Argomenta ancora Alfano: "Io sostengo, insieme al mio partito, che la candidatura del presidente Berlusconi sarebbe la migliore scelta. Poi comprendo anche che diciotto anni di vita condotta in prima linea, ricevendo grandi riconoscimenti dal popolo, ma anche attacchi di ogni genere dagli avversari, possano creare stanchezza e suscitare la voglia di dire basta.
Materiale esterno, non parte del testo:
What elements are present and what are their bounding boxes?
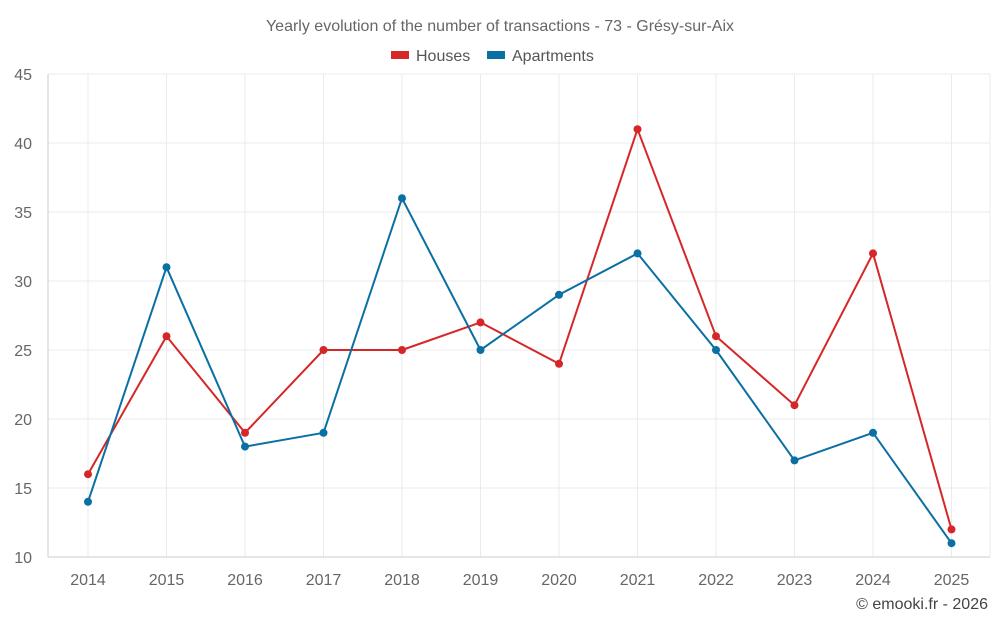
legend-swatch-houses [391,51,409,59]
data-point [869,428,877,437]
credit-text: © emooki.fr - 2026 [856,596,988,613]
legend-label-houses: Houses [416,48,470,65]
data-point [712,346,720,354]
x-tick-label: 2024 [855,572,891,589]
data-point [712,332,720,341]
data-point [162,332,171,341]
data-point [398,194,406,203]
legend-swatch-apartments [487,51,505,59]
data-point [398,346,406,354]
data-point [555,359,563,368]
series-line [87,128,953,530]
x-tick-label: 2016 [227,572,263,589]
y-tick-label: 10 [14,550,32,567]
x-tick-label: 2015 [149,572,185,589]
data-point [241,442,249,451]
data-point [476,346,485,354]
data-point [319,428,328,437]
series-apartments [84,194,956,548]
data-point [947,525,956,534]
y-tick-label: 35 [14,205,32,222]
x-tick-label: 2017 [306,572,342,589]
x-tick-label: 2021 [620,572,656,589]
y-tick-label: 30 [14,274,32,291]
series-layer [84,125,956,548]
series-line [87,197,953,544]
data-point [319,346,328,354]
data-point [241,428,249,437]
data-point [869,249,877,258]
grid [48,73,991,557]
x-tick-label: 2014 [70,572,106,589]
data-point [476,318,485,327]
y-tick-label: 45 [14,67,32,84]
y-tick-label: 15 [14,481,32,498]
x-tick-label: 2023 [777,572,813,589]
data-point [947,539,956,548]
data-point [633,125,642,134]
data-point [84,470,92,479]
legend: Houses Apartments [391,48,594,65]
x-tick-label: 2022 [698,572,734,589]
legend-label-apartments: Apartments [512,48,594,65]
x-tick-label: 2020 [541,572,577,589]
data-point [162,263,171,272]
data-point [555,290,563,299]
series-houses [84,125,956,534]
y-tick-label: 25 [14,343,32,360]
data-point [633,249,642,258]
data-point [84,497,92,506]
y-tick-label: 40 [14,136,32,153]
x-tick-label: 2025 [934,572,970,589]
data-point [790,456,799,465]
y-tick-label: 20 [14,412,32,429]
data-point [790,401,799,410]
x-tick-label: 2019 [463,572,499,589]
x-tick-label: 2018 [384,572,420,589]
chart-title: Yearly evolution of the number of transa… [266,18,734,35]
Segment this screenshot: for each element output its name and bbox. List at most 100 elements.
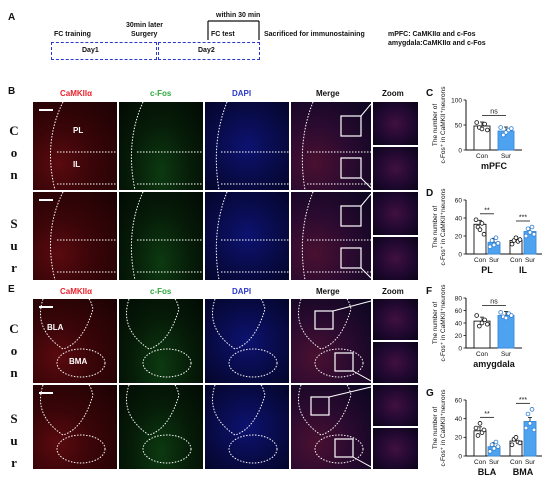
image-e-con-zoom-bma (373, 342, 418, 383)
image-e-sur-cfos (119, 385, 203, 469)
day1-label: Day1 (82, 47, 99, 54)
region-outline (301, 192, 371, 280)
data-point (474, 313, 479, 318)
region-outline (40, 385, 106, 464)
image-b-sur-zoom-pl (373, 192, 418, 235)
y-tick-label: 50 (455, 122, 463, 129)
x-tick-label: Sur (525, 257, 536, 264)
day1-box (51, 42, 157, 60)
data-point (481, 427, 487, 433)
x-tick-label: Sur (501, 153, 512, 160)
y-tick-label: 40 (455, 320, 463, 327)
image-e-con-zoom-bla (373, 299, 418, 340)
y-axis-label-line1: The number of (432, 206, 439, 248)
row-label-con-b: Con (8, 120, 24, 186)
data-point (482, 317, 487, 323)
data-point (473, 425, 479, 431)
channel-label-merge-e: Merge (316, 287, 340, 296)
timeline-amygdala-line: amygdala:CaMKIIα and c-Fos (388, 40, 486, 47)
data-point (477, 227, 483, 232)
y-tick-label: 0 (458, 345, 462, 352)
data-point (489, 238, 495, 243)
significance-label: ** (484, 411, 490, 418)
data-point (474, 120, 479, 125)
row-label-text: Sur (10, 411, 18, 470)
y-tick-label: 20 (455, 233, 463, 240)
x-tick-label: Sur (489, 459, 500, 466)
data-point (479, 126, 485, 132)
region-outline (212, 299, 278, 378)
group-label: IL (519, 265, 528, 275)
y-tick-label: 40 (455, 215, 463, 222)
scale-bar (39, 392, 53, 394)
data-point (513, 235, 519, 241)
y-tick-label: 0 (458, 251, 462, 258)
image-b-con-cfos (119, 102, 203, 190)
region-outline (40, 299, 106, 378)
x-tick-label: Con (510, 257, 522, 264)
timeline-surgery-line2: Surgery (131, 31, 158, 38)
x-tick-label: Sur (489, 257, 500, 264)
region-outline (212, 385, 278, 464)
image-e-sur-zoom-bla (373, 385, 418, 426)
region-label-il: IL (73, 160, 81, 169)
y-axis-label-line1: The number of (432, 104, 439, 146)
significance-label: *** (519, 215, 527, 222)
data-point (531, 427, 537, 433)
y-tick-label: 0 (458, 453, 462, 460)
data-point (529, 407, 535, 412)
image-e-con-dapi (205, 299, 289, 383)
y-tick-label: 20 (455, 333, 463, 340)
data-point (517, 237, 523, 242)
bar-sur (497, 315, 515, 349)
data-point (493, 235, 499, 241)
data-point (491, 242, 497, 248)
image-b-sur-dapi (205, 192, 289, 280)
image-b-con-merge (291, 102, 371, 190)
channel-label-cfos-b: c-Fos (150, 89, 172, 98)
region-outline (50, 192, 117, 280)
x-tick-label: Con (474, 459, 486, 466)
y-axis-label-line1: The number of (432, 407, 439, 449)
y-tick-label: 60 (455, 308, 463, 315)
data-point (485, 127, 490, 133)
x-axis-label: amygdala (473, 359, 516, 369)
panel-label-c: C (426, 88, 434, 99)
image-b-con-camk: PL IL (33, 102, 117, 190)
channel-label-merge-b: Merge (316, 89, 340, 98)
y-tick-label: 60 (455, 197, 463, 204)
image-e-sur-zoom-bma (373, 428, 418, 469)
timeline-bracket (207, 20, 260, 40)
timeline-mpfc-line: mPFC: CaMKIIα and c-Fos (388, 31, 476, 38)
data-point (495, 240, 501, 246)
row-label-text: Con (9, 321, 19, 380)
data-point (487, 449, 493, 454)
data-point (503, 315, 509, 321)
data-point (523, 425, 529, 431)
data-point (479, 221, 485, 226)
data-point (481, 231, 487, 237)
group-label: BMA (513, 467, 534, 477)
data-point (493, 439, 499, 445)
region-outline (298, 385, 371, 468)
data-point (477, 421, 483, 426)
data-point (513, 435, 519, 440)
channel-label-dapi-b: DAPI (232, 89, 252, 98)
data-point (527, 421, 533, 426)
chart-g: The number of c-Fos⁺ in CaMKII⁺neurons 0 20… (432, 389, 542, 477)
data-point (525, 411, 531, 417)
data-point (498, 125, 503, 130)
y-axis-label-line2: c-Fos⁺ in CaMKII⁺neurons (440, 188, 447, 266)
data-point (509, 241, 515, 247)
timeline-within-30-min: within 30 min (216, 12, 261, 19)
data-point (479, 320, 485, 326)
data-point (525, 226, 531, 232)
significance-label: ns (490, 298, 498, 305)
day2-label: Day2 (198, 47, 215, 54)
row-label-sur-e: Sur (8, 408, 24, 474)
region-outline (298, 299, 371, 382)
image-b-sur-cfos (119, 192, 203, 280)
chart-d: The number of c-Fos⁺ in CaMKII⁺neurons 0 20… (432, 188, 542, 275)
channel-label-zoom-b: Zoom (382, 89, 404, 98)
image-b-con-zoom-pl (373, 102, 418, 145)
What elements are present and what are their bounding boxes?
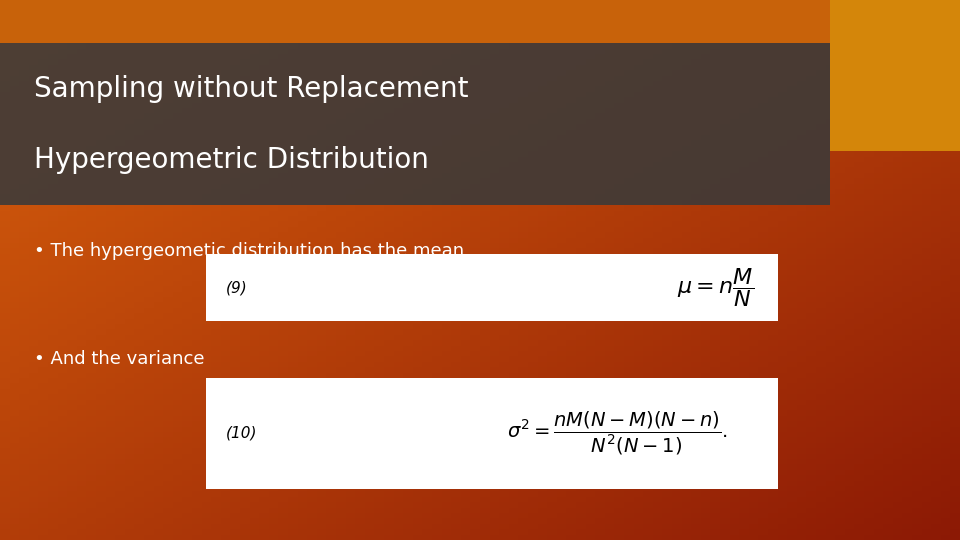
Text: (10): (10) — [226, 426, 257, 441]
FancyBboxPatch shape — [206, 378, 778, 489]
Text: $\sigma^2 = \dfrac{nM(N-M)(N-n)}{N^2(N-1)}.$: $\sigma^2 = \dfrac{nM(N-M)(N-n)}{N^2(N-1… — [507, 409, 728, 457]
FancyBboxPatch shape — [0, 43, 830, 205]
Text: Sampling without Replacement: Sampling without Replacement — [34, 75, 468, 103]
Text: (9): (9) — [226, 280, 248, 295]
Text: Hypergeometric Distribution: Hypergeometric Distribution — [34, 146, 428, 174]
Text: $\mu = n\dfrac{M}{N}$: $\mu = n\dfrac{M}{N}$ — [677, 266, 754, 309]
FancyBboxPatch shape — [0, 0, 960, 43]
Text: • The hypergeometic distribution has the mean: • The hypergeometic distribution has the… — [34, 242, 464, 260]
FancyBboxPatch shape — [206, 254, 778, 321]
FancyBboxPatch shape — [830, 0, 960, 151]
Text: • And the variance: • And the variance — [34, 350, 204, 368]
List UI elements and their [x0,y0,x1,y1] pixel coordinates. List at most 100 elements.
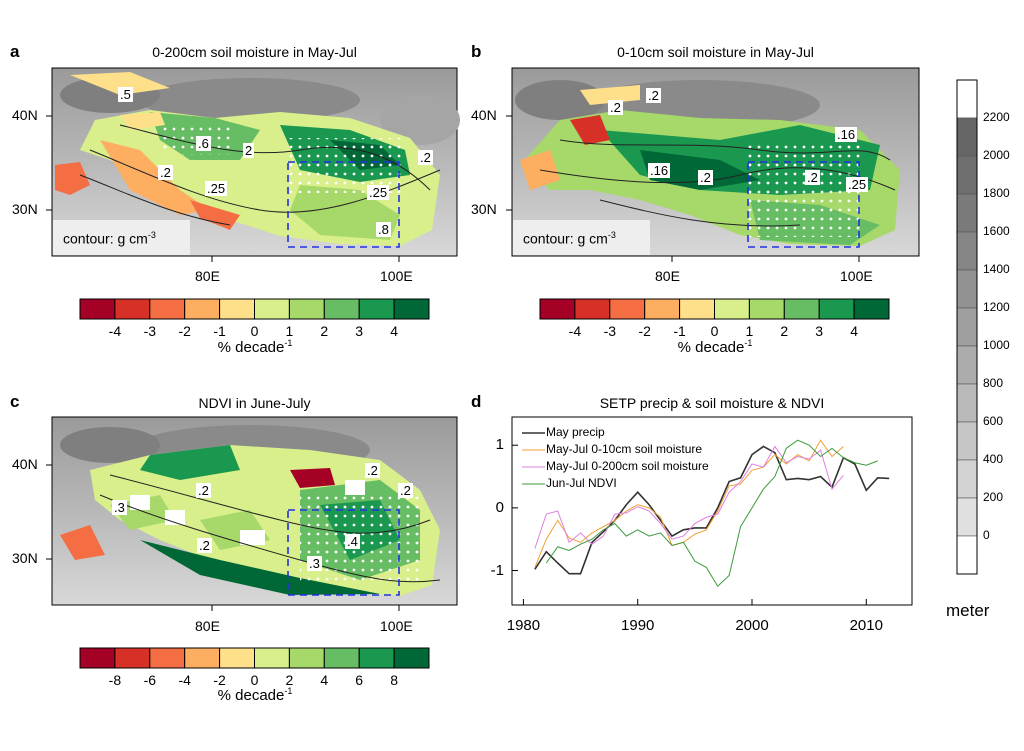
contour-label: .3 [307,556,322,571]
xtick-c-100e: 100E [380,618,413,634]
map-tick-marks [46,115,860,611]
elevation-tick: 1200 [983,300,1010,314]
elevation-tick: 600 [983,414,1004,428]
colorbar-c-tick: -2 [213,672,226,688]
panel-letter-b: b [471,42,482,61]
colorbar-b-tick: -2 [638,323,651,339]
xtick-a-100e: 100E [380,268,413,284]
y-tick-label: 0 [495,498,504,516]
contour-label: .6 [196,136,211,151]
colorbar-a-tick: 1 [285,323,294,339]
colorbar-a-tick: 3 [355,323,364,339]
contour-label: .2 [805,170,820,185]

Io pero' faccio affidamento sul suo attaccamento al nostro partito e sul suo senso di responsabilita' per il futuro dell'Italia".
E aggiunge: "Siamo determinati a realizzare la nuova legge elettorale. Va fatta in tempi stretti", ma non c'e' "alcun automatismo" tra la sua approvazione ed eventuali elezioni anticipate. Intanto, continua nella sua riflessione, "facciamo la legge, poi usiamo al meglio il tempo che abbiamo per avviare una svolta economica e quindi andremo al voto tra sei mesi nella chiarezza e nella distinzione delle squadre e dei programmi".